Extensive sugar modification improves triple helix forming oligonucleotide activity in vitro but reduces activity in vivo

We are developing triple helix forming oligonucleotides (TFOs) for gene targeting. Previously, we synthesized bioactive TFOs containing 2′-O-methylribose (2′-OMe) and 2′-O-aminoethylribose (2′-AE) residues. Active TFOs contained four contiguous 2′-AE residues and formed triplexes with high thermal stability and rapid association kinetics. In an effort to further improve bioactivity, we synthesized three series of TFOs containing the 2′-AE patch and additional ribose modifications distributed throughout the remainder of the oligonucleotide. These were either additional 2′-AE residues, the conformationally locked BNA/LNA ribose with a 2′-O,4′-C-methylene bridge, or the 2′-O,4′-C-ethylene analogue (ENA). The additionally modified TFOs formed triplexes with greater thermal stability than the reference TFO, and some had improved association kinetics. However, the most active TFOs in the biochemical and biophysical assays were the least active in the bioassay.
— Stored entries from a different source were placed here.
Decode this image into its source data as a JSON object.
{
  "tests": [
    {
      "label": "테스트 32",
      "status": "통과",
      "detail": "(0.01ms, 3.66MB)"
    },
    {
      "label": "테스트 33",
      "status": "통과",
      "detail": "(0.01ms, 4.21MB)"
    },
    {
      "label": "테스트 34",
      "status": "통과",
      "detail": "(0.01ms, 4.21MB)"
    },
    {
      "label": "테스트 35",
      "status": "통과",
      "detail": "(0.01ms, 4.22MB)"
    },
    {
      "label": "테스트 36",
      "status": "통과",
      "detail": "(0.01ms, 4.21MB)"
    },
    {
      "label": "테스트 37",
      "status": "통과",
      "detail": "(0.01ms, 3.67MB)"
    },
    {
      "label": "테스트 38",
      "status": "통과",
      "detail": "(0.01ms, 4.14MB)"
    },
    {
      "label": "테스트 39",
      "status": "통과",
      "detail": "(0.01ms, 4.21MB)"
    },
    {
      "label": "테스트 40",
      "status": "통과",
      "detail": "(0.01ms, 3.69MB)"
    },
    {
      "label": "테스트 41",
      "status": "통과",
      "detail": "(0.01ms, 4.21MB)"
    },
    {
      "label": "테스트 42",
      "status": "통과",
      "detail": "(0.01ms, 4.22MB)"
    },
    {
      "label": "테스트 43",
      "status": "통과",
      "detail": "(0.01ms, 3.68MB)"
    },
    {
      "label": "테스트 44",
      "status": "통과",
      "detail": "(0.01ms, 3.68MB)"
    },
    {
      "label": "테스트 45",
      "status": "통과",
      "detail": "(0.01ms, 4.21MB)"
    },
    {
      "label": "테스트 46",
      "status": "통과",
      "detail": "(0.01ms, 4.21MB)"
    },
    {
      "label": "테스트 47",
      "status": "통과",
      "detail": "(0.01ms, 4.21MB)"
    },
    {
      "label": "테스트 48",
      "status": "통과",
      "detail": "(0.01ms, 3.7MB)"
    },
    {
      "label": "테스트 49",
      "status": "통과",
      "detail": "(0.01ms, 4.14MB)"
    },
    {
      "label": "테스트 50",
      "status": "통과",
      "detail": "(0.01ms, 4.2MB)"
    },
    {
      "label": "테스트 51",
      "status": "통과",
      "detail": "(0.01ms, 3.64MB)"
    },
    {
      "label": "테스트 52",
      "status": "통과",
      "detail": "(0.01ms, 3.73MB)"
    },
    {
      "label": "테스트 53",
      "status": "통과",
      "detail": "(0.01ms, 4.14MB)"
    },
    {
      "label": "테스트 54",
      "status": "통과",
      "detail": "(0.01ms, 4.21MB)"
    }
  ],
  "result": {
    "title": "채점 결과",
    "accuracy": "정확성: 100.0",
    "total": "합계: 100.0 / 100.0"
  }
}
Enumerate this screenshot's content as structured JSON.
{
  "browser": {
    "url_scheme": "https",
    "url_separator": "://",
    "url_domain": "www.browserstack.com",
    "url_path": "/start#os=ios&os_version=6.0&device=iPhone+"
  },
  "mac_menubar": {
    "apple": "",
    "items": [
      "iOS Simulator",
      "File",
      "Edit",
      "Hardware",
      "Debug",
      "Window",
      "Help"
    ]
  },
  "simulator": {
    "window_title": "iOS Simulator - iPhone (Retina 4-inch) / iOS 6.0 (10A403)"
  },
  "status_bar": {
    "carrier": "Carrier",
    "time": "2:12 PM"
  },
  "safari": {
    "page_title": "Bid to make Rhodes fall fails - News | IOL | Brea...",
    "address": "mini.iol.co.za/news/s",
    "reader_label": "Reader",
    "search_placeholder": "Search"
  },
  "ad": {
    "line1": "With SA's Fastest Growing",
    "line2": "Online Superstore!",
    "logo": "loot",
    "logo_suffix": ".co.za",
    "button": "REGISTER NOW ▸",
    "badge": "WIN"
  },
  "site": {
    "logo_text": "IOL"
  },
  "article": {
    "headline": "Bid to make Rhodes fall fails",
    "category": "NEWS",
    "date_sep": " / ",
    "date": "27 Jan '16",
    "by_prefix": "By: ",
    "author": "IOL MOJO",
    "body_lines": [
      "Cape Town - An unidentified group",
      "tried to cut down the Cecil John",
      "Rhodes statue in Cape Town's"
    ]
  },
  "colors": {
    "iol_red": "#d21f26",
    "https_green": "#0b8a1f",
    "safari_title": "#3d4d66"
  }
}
We measured the thermal stability of triplexes formed by the TFOs in each series on duplex targets containing a change in sequence at a single position. The T _m value of the variant sequence triplexes increased as the number of all additional modifications increased. A simple explanation for the failure of the improved TFOs in the bioassay was that the increased affinity for nonspecific targets lowered the effective nuclear concentration. Enhancement of TFO bioactivity will require chemical modifications that improve interaction with the specific targets while retaining selectivity against mismatched sequences.